In such circumstances a system that continuously identifies and warns about unresolvable vulnerabilities can actually expose the organisation to unexpected compliance risks. Leaving a documented trail that risks were identified but not mitigated due to operational reasons can severely disadvantage executives when assessing liability following an actual breach. In an industrial environment where aging equipment cannot be immediately replaced and systems cannot be paused at will organisations need more than simple vulnerability identification. They require a fundamental barrier that strictly denies any unauthorised command regardless of what vulnerabilities exist.
Relying on network packet monitoring and anomaly detection exposes a critical blind spot when an attacker gains access using legitimate credentials. According to the latest IBM X-Force threat intelligence report the most frequent initial access vector used by hackers is not the exploitation of vulnerabilities but the use of already compromised valid accounts. A visibility solution records activities within the network but it faces structural difficulties in immediately identifying and blocking a hacker who logs in with a stolen legitimate partner account to manipulate a valve or motor.

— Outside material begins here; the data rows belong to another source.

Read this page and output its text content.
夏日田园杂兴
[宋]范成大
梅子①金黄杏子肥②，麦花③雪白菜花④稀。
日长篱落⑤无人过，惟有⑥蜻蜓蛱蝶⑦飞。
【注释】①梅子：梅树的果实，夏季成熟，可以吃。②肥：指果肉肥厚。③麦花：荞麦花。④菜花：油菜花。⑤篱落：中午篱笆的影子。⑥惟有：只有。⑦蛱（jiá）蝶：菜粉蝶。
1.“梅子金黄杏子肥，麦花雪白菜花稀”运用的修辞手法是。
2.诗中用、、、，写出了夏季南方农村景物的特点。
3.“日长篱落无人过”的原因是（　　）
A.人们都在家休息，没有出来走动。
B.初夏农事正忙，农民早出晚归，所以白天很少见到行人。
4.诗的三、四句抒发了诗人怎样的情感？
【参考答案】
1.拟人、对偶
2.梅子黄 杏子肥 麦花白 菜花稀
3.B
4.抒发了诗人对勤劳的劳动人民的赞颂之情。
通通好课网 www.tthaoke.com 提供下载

Ultimately the way to overcome the visibility dilemma and secure a genuine return on security investment is to withdraw unconditional network trust and directly control the execution rights of the machines at the final stage. Implementing an architecture that unconditionally demands a one time dynamic identification code right at the network edge just before a physical command reaches the hardware effectively neutralises the risks posed by unpatched vulnerabilities. Even if an attacker accesses the internal network using legitimate accounts or known vulnerabilities physical manipulation remains fundamentally impossible if they cannot provide the real time one time code required to move the machine.
It is time for executives to redirect their security budget from extensive data collection and state observation towards a more tangible realm of control. Rather than exhausting resources analysing endless logs and reviewing unresolvable vulnerability reports it is far more efficient from both a financial and operational perspective to build a defence system that flawlessly verifies and executes even a single critical command. Instead of adding more surveillance cameras to track an intruder it is fundamentally more secure to replace the dial of the vault itself with a dynamic cryptographic system that outsiders cannot predict.
Strict dynamic identity control at the execution gateway provides an alternative that fundamentally neutralises the countless unresolved challenges created by visibility solutions. There is no need to forcefully halt core processes for impossible patches and security personnel are freed from the flood of ambiguous warning alarms allowing them to focus on stable infrastructure operation. It is time to move beyond the false comfort of dashboard monitoring and invest in the absolute certainty that only verified dynamic codes can command your hardware.